Étrangement, moi qui écris quasi systématiquement (dans les 24 heures qui suivent la projection) sur le film que je viens de voir, cette fois, j’ai eu envie de laisser décanter. Laisser ce film vivre en moi.

Car voilà bien un film qui m’a marqué, bousculée, interrogée…

Girl a reçu la caméra d’or (le meilleur premier long métrage de toutes les sélections du festival) à Cannes en mai dernier. Il aurait été un sérieux candidat à la palme s’il avait été présenté en compétition officielle.

Car voilà un film d’une pureté infinie mêlé à une envie de cinéma folle.

Girl narre l’histoire de Lara, née Victor dans un corps de garçon qu’elle ne reconnait pas.

Étrangement, et c’est en cela que le film gagne en puissance et en qualité, Girl n’est pas un film sur le transsexualisme.

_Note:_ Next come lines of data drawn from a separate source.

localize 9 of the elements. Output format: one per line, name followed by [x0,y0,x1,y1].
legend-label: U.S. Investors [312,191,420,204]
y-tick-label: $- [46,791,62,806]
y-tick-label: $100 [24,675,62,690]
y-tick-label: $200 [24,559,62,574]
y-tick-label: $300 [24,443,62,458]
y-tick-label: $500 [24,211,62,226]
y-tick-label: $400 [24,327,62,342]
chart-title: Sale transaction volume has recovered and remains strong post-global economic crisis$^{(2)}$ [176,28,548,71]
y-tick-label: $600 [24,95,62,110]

Girl nous donne à voir un film sur une adolescente de 16 ans, typique, pour qui rien ne va assez vite. Son corps change, mais pas comme elle le souhaiterait, les médecins doivent d’ailleurs la freiner sur les doses de traitement hormonal qu’elle ingère. Lara est une femme en devenir, une femme en puissance et souhaite voire ses seins pousser, son corps se développer et ce sexe proéminent disparaître autant qu’elle souhaite accéder à la vie pour laquelle elle travaille d’arrâche pied. C’est en fait l’histoire d’une passion, d’une folle envie de vie.

Ce que je ne vous ai pas révélé c’est que Lara a un projet. Celui de devenir danseuse étoile. Elle s’entraîne chaque jour au sein de l’école qu’elle a intégrée. Nous sommes alors amenés à être les témoins de la souffrance terrible qu’elle doit faire subir à son corps, à ses pieds qu’elle malmène jusqu’au sang, répétitions et travail quotidien obligent. Cette souffrance physique qu’elle s’inflige mais qui fait partie de son projet professionnel (devenir danseuse) devient alors l’analogie de sa souffrance, cette souffrance de ne pas être encore véritablement femme.

Le film gagne encore plus à éviter tous les poncifs dans lesquels il aurait facilement pu se vautrer. Son père la soutient. Il n’y a aucun tabou, aucun conflit intra familial.

L’amour est là.  Sa fille est née dans le mauvais corps, il faut rétablir cette vérité là. En ce sens, ce film m’a permis de toucher du doigt ce que peut être le ressenti des transgenres ce qui me passait à mille lieues jusque là. Admettons que parfois, la médecine est en retard, et pas du tout en adéquation avec la réalité de certaines personnes.

Girl montre cela brillamment, avec la maturité qui permet de sonder l’âme humaine sans jamais tomber dans les lourdeurs d’un certain didactisme. Cette histoire est narrée avec brio.

Dire que ce film est l’oeuvre d’une jeune réal de 26 ans dont c’est le premier film.

Enfin, le film ne serait rien sans ce jeune acteur Victor Polster dont c’est là le premier rôle. Il est apprenti danseur à la base (comme Lara !) et on le remercie d’apporter tant de grâce à ce rôle sans aucun doute complexe à incarner.

Un grand film.

Le film sortira le 10 octobre prochain.